Мариса отвернулась, чтобы помыть руки в раковине. Это была студия, кухня и гостиная фактически сливались в одно целое. Прохладная вода успокоила Марису, утихомирив ярость в груди, и она почувствовала себя так, словно душа начала расцветать. Когда она снова повернулась к подруге, то выглядела уже совершенно спокойной.
– Я понимаю. – Мариса поставила чайник. – И ценю это.
Вечер закончился раньше обычного, и когда она обняла Джас на прощание, то поняла, что их дружба не переживет следующую итерацию ее жизни. Со стороны подруги ощущалось безмолвное осуждение, и Марисе было очень неловко чувствовать на себе столь пристальное внимание, но в этом нет ничьей вины. Просто жизнь идет дальше. Люди меняются. У нее теперь есть Джейк. Дом. У нее будут дети.
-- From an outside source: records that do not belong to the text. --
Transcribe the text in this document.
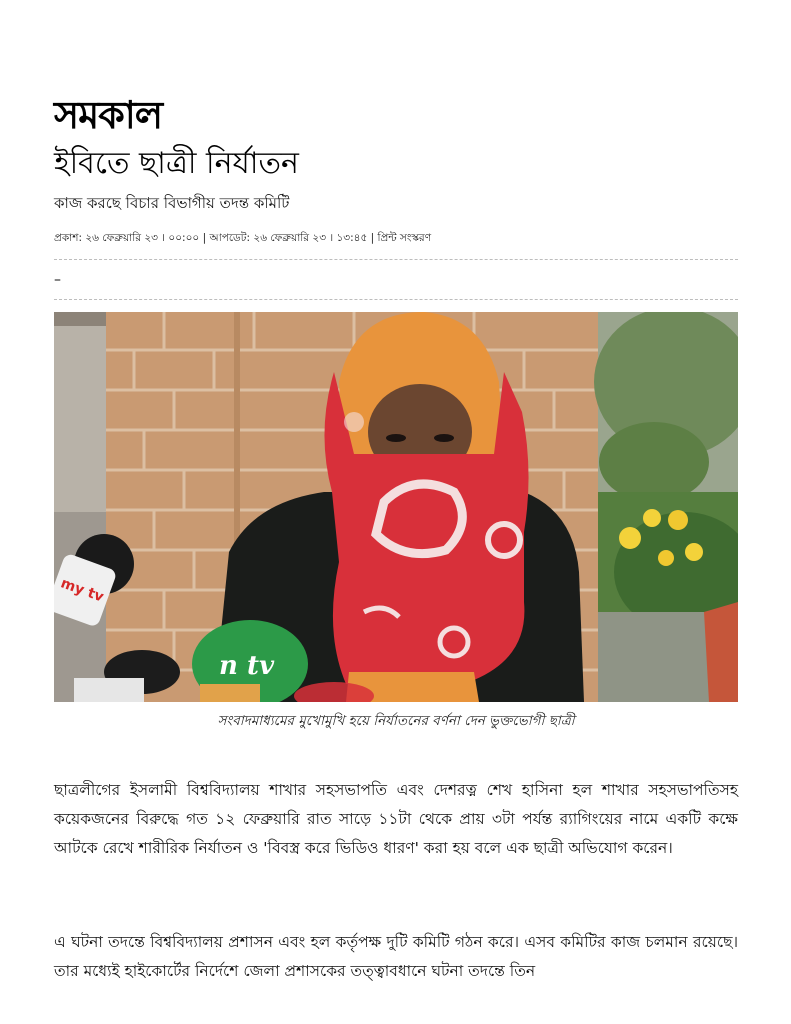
সমকাল
ইবিতে ছাত্রী নির্যাতন
কাজ করছে বিচার বিভাগীয় তদন্ত কমিটি
প্রকাশ: ২৬ ফেব্রুয়ারি ২৩ । ০০:০০ | আপডেট: ২৬ ফেব্রুয়ারি ২৩ । ১৩:৪৫ | প্রিন্ট সংস্করণ
–
my tv
n tv
সংবাদমাধ্যমের মুখোমুখি হয়ে নির্যাতনের বর্ণনা দেন ভুক্তভোগী ছাত্রী

ছাত্রলীগের ইসলামী বিশ্ববিদ্যালয় শাখার সহসভাপতি এবং দেশরত্ন শেখ হাসিনা হল শাখার সহসভাপতিসহ কয়েকজনের বিরুদ্ধে গত ১২ ফেব্রুয়ারি রাত সাড়ে ১১টা থেকে প্রায় ৩টা পর্যন্ত র‍্যাগিংয়ের নামে একটি কক্ষে আটকে রেখে শারীরিক নির্যাতন ও 'বিবস্ত্র করে ভিডিও ধারণ' করা হয় বলে এক ছাত্রী অভিযোগ করেন।

এ ঘটনা তদন্তে বিশ্ববিদ্যালয় প্রশাসন এবং হল কর্তৃপক্ষ দুটি কমিটি গঠন করে। এসব কমিটির কাজ চলমান রয়েছে। তার মধ্যেই হাইকোর্টের নির্দেশে জেলা প্রশাসকের তত্ত্বাবধানে ঘটনা তদন্তে তিন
Семья и собственный дом.
* * *
Оформление студии подходило к концу. В качестве завершающего штриха Мариса повесила на стену два эскиза из первого издания «Рассказываем сказки». Оно было создано для мальчика по имени Габриэль, которого она отправила в рыцарский квест, с принцессами в розовых платьях, огнедышащими драконами и потайными пещерами.
Свои кисти она поместила в пустые баночки от варенья – для каждого набора своя банка, – а на полках расставила в ряд папки со списками заказов и выставленными счетами. Джейк подсказал ей, что дела можно перевести в электронный вид, и хотел показать на личном примере, но Мариса предпочитала хранить все в бумаге. Это был ее способ доказать самой себе, что она существует и оставляет осязаемый след.
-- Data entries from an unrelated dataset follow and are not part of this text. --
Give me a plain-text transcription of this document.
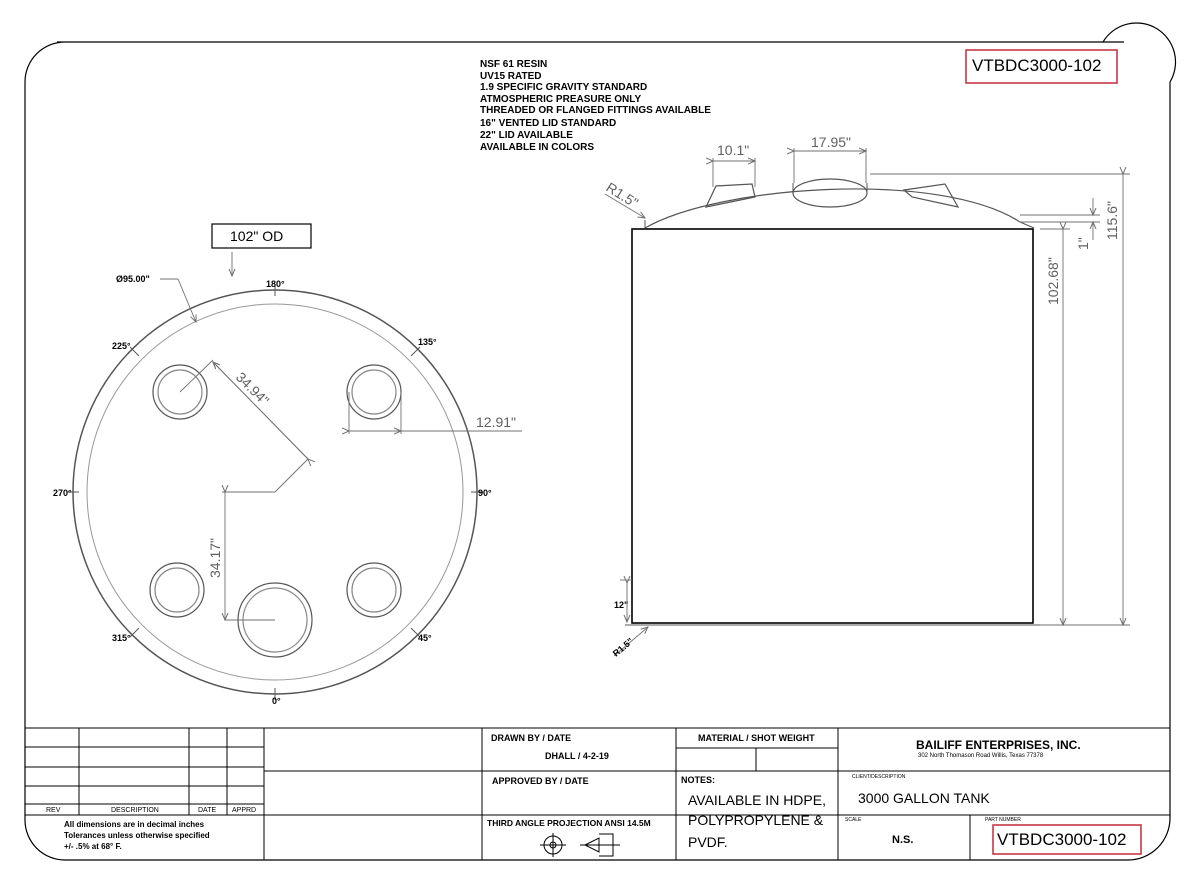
VTBDC3000-102
NSF 61 RESIN
UV15 RATED
1.9 SPECIFIC GRAVITY STANDARD
ATMOSPHERIC PREASURE ONLY
THREADED OR FLANGED FITTINGS AVAILABLE
16" VENTED LID STANDARD
22" LID AVAILABLE
AVAILABLE IN COLORS
180°
0°
270°	90°
225°	135°
315°	45°
34.94"
34.17"
12.91"
Ø95.00"
102" OD
10.1"	17.95"
R1.5"
102.68"
115.6"
1"
12"
R1.5"
REV	DESCRIPTION	DATE APPRD
All dimensions are in decimal inches
Tolerances unless otherwise specified
+/- .5% at 68° F.
DRAWN BY / DATE
DHALL / 4-2-19
APPROVED BY / DATE
THIRD ANGLE PROJECTION ANSI 14.5M
MATERIAL / SHOT WEIGHT
NOTES:
AVAILABLE IN HDPE,
POLYPROPYLENE &
PVDF.
BAILIFF ENTERPRISES, INC.
302 North Thomason Road Willis, Texas 77378
CLIENT/DESCRIPTION
3000 GALLON TANK
SCALE
N.S.
PART NUMBER
VTBDC3000-102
В детстве Мариса всегда чувствовала себя ненужной, незаметной, словно дым, заполнявший все доступное пространство и искавший ближайший выход. У нее не было детских воспоминаний, только беспорядочный набор образов, как она заходит в комнату, и ее мать подпрыгивает, удивленная появлением своей собственной дочери.
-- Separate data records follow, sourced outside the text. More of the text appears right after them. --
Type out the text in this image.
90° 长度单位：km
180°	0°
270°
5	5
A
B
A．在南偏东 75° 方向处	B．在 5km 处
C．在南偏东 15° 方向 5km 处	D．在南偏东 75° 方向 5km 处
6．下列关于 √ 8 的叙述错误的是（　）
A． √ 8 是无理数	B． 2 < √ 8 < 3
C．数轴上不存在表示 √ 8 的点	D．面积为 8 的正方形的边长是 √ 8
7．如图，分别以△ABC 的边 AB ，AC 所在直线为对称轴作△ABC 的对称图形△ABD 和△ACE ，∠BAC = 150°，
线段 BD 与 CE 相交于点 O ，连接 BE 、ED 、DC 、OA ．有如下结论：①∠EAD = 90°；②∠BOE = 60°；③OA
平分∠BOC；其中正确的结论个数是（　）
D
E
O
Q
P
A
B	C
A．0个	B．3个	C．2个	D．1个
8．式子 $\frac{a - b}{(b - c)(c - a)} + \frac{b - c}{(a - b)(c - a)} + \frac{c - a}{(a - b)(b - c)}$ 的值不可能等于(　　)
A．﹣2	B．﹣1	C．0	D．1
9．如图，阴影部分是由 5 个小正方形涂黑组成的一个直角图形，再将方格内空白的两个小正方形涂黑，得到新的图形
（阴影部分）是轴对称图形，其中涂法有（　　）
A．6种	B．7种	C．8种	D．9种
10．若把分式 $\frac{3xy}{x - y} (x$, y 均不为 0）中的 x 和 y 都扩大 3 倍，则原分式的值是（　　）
– Я тебя совсем не заметила, дорогая! – такое вот оправдание. Всегда была слишком тихая, чтобы хоть кто-то заметил ее присутствие.
Младшая сестра, напротив, решительно и безоговорочно привлекала к себе внимание. Она плакала ночи напролет, поэтому Мариса привыкла к звуку шагов матери, спешившей к малышке, чтобы убаюкать ее нежными немелодичными песнями. По утрам Мариса с отцом сидели на кухне и обменивались понимающими взглядами, пока он готовил тосты с большими дырами в хлебе и замороженными кусками масла. Она постоянно опаздывала в школу и во всем винила сестру, сердилась на эту непрошеную гостью со злым красным лицом и детскими кулачками. Удивительно, как такой маленький человечек может создать такой хаос.
Мариса была очарована и напугана. Странно, что это инопланетное существо находилось в животе ее матери и затем вынырнуло в мир, лишь смутно напоминая человека, с этой своей бледной полупрозрачной тонкой кожей. Крохотные пальцы младенца напоминали личинки, а глаза, казалось, подернуты мутной пеленой, похожей на яблочный сок. И все взрослые сходили с ума от этого крикливого малыша – без малейшего намека на личность, как подметила Мариса.
– Тебе нужно поменять подгузник, милаха? – ворковала мать, улыбаясь и поднимая ребенка, чтобы понюхать его зад, а потом, поморщив нос, добавляла: – Фу! Ну и запашок. Тебе нужен чистый подгузник, малышка, не так ли? Да, чистый подгузник. Это именно то, что тебе сейчас нужно.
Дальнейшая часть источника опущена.